K-State architecture students design green structures for Greensburg residents
Last spring, Greensburg, Kan., was devastated by an F-5 tornado. About 90 percent of the town was completely destroyed; and many Greensburg residents were left with no material possessions. Many communities would simply re-build their town in the same manner as before, and as quickly as possible. But Greensburg residents decided it was time for a radical change. The community is choosing to go green. And K-State students are helping with the process.
A group of K-State architecture students are taking skills they learned in the classroom and applying them in a real-world context. They are taking their knowledge off paper, and into real life. This process can be difficult at times; but students say it’s also very rewarding.
"We wanted to do something that would actually benefit people, real people," architecture student Aaron Vanderpool said. "Our projects don’t just sit at K-State."
Vanderpool explained that real-world projects allow students to graduate with a deeper sense of how things fit together, and how concepts come to life. These community-oriented projects allow K-State students to show employers that they can not only conceptualize a design, but also that they have the skills to make it work in the real world. This process is not always easy.
"Our teacher would often think, they're so about to fail with this concept," Vanderpool said. "But then we'd figure it out on our own, and that was so much better."
The series of projects, known as Greensburg Cubed, will bring several 1,000 ft cubed pavilions to Greensburg residents. Different cubes serve different purposes for the community, but each cube is full of "green" technologies.
For example, the Ice Cube will work for water filtration and supply. This project is funded by a CECD partner, WaterLINK. Architects working on this project hope the cube will teach Greensburg residents how to conserve water in a variety of ways.
Another cube, Green Haus, will teach residents how to add easy green elements to their homes.
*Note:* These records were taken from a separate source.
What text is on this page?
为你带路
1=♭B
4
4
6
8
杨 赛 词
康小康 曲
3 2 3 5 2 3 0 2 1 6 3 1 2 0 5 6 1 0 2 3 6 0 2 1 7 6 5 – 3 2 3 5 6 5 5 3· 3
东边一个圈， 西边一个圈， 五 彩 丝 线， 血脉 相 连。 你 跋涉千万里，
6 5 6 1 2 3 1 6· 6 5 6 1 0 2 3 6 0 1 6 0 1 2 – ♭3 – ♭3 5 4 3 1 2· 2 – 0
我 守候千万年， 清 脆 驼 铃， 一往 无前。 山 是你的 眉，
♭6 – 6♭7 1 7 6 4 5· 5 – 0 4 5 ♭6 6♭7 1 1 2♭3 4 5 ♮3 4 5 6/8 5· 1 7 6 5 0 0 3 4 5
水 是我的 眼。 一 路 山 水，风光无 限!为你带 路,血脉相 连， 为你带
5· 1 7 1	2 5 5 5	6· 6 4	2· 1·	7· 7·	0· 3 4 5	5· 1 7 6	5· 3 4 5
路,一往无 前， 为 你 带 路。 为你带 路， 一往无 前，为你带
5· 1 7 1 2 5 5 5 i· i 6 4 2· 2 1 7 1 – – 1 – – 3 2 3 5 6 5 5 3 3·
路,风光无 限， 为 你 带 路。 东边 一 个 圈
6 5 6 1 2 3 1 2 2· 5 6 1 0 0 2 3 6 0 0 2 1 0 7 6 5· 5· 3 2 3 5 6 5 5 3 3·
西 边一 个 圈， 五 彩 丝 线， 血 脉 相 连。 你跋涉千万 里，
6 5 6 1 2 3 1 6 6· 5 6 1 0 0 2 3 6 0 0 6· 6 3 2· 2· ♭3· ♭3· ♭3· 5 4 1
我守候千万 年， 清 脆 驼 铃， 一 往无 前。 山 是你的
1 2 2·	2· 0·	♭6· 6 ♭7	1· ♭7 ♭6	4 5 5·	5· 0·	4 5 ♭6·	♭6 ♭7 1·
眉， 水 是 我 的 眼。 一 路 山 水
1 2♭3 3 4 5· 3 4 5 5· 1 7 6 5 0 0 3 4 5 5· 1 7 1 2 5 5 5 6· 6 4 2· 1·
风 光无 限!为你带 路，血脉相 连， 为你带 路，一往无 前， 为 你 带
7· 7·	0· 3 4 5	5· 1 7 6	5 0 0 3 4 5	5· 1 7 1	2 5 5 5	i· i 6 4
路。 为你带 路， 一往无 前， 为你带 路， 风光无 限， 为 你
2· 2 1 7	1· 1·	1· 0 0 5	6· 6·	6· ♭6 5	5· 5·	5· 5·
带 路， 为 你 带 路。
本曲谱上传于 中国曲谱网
This learning pavilion will teach both K-State students in the design process and Greensburg residents once the project is completed. Such relationships are often mutually beneficial for the students and the communities they serve — both parties gain valuable skills or services in the process.
"Students have a real passion for helping people," Vanderpool said. "We're young, we have energy, and when we get pent up in the classroom, we can actually go out and do something."